About 10,500 species of reptiles (animals such as lizards and snakes) are found around the world and about 150 to 200 new species are also discovered every year. Snakes make up about 34 percent of this group of animals. "We assume that there are still many snake species that we still do not know. However, the identification of areas poorly-sampled, where probably new species can be found, must come from data and mapping of the known species," explains leading author Dr. Thaís Guedes from the University of Gothenburg.
The international group of scientists have collected data about snake collections of the Neotropics—South and Central America, the West Indies and the southern part of Mexico and Florida—to record the diversity of snake species, their distribution, as well as their threats. The result is a unique database with 147,515 entries for 886 snake species from 12 families. Senior author of the study Alexandre Antonelli from the University of Gothenburg says, "We have published one of the largest and most detailed surveys on the distribution of snakes—one of the most species-rich reptile groups in the world. What an achievement."

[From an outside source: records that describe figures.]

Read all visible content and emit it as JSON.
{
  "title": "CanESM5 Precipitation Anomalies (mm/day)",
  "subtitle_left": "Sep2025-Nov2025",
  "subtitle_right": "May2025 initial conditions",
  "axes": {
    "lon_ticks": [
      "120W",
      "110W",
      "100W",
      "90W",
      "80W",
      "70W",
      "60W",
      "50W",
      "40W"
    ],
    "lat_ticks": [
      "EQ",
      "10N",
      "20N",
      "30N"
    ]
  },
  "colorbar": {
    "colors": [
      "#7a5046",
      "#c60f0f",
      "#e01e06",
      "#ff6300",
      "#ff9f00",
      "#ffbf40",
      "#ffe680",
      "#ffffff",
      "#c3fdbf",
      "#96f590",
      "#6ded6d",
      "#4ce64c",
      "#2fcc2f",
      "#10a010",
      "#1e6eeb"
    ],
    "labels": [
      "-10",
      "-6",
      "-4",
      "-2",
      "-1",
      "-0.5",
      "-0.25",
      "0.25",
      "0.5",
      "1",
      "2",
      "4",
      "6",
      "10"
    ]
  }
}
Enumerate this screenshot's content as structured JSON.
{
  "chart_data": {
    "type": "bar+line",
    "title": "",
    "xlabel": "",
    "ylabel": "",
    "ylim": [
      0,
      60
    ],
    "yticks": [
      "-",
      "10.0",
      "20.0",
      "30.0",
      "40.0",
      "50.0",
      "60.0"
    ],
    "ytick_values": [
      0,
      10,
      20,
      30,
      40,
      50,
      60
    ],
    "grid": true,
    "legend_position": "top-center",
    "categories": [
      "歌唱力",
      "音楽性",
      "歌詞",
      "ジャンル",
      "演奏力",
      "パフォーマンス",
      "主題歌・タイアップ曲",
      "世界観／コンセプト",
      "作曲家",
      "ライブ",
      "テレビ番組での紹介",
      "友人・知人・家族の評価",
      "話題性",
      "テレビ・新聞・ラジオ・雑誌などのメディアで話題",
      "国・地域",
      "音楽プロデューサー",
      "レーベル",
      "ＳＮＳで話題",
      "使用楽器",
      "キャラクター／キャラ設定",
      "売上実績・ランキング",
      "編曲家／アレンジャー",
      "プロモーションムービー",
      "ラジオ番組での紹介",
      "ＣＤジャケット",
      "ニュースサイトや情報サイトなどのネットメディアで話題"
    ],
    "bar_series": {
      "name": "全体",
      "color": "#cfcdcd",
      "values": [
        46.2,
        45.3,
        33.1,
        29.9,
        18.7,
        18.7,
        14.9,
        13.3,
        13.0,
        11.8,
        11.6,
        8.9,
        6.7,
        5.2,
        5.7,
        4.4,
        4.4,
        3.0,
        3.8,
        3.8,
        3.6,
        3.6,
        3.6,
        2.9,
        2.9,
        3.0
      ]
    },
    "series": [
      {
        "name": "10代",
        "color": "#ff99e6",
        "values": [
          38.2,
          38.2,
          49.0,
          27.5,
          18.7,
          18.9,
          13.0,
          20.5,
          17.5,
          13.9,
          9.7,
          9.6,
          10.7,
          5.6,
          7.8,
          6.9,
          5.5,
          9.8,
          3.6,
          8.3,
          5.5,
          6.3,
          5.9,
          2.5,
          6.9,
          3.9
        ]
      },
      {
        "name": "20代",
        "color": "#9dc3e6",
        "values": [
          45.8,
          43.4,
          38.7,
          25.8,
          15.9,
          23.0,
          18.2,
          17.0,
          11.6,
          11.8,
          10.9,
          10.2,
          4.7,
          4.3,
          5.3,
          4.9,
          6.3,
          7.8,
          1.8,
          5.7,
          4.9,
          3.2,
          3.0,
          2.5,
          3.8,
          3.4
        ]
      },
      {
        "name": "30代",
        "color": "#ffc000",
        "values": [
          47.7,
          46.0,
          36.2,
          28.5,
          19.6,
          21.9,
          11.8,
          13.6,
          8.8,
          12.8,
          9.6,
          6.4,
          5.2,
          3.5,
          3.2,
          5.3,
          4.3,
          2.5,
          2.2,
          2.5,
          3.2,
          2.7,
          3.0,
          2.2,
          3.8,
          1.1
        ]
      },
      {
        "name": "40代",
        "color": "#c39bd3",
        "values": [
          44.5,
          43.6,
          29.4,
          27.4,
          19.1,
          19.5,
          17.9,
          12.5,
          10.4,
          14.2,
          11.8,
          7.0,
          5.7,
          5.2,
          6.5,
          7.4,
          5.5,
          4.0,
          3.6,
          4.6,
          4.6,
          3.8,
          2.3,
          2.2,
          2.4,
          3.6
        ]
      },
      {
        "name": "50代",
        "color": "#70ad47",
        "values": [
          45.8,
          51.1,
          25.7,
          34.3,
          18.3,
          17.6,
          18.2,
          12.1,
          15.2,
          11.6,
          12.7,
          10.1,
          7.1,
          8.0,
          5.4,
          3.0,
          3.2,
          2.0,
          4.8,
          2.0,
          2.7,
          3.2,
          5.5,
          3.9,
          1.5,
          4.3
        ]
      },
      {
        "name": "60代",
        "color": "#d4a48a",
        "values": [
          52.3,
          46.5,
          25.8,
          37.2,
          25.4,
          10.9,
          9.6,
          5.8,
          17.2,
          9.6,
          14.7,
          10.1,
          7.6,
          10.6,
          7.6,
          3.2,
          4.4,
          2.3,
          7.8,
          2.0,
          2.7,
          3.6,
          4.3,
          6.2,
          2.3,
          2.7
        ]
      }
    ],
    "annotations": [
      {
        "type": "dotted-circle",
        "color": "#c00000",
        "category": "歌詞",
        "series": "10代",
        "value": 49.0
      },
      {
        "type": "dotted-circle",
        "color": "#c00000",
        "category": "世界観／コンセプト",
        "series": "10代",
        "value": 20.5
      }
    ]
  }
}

The huge dataset is the result of a merger of a public database and the collection data of various international taxonomists. Another of the study's authors, Dr. Martin Jansen from the Senckenberg Research Institute in Frankfurt, says, "The review by taxonomic experts has greatly enhanced the data. One could say that the data bank now has a kind of quality mark, something like 'taxonomically verified." This is very important, as biodiversity models often lack this in-depth taxonomic expertise."
The results from this most comprehensive and novel database also highlight the necessity to better sample, explore, and protect areas of high diversity, as well as rare species. "Our database provides the ideal basis, and it can now be used by other scientists (without taxonomic expertise) as a solid basis for subsequent models, for example, on evolutionary patterns or climate change effects," explains Guedes.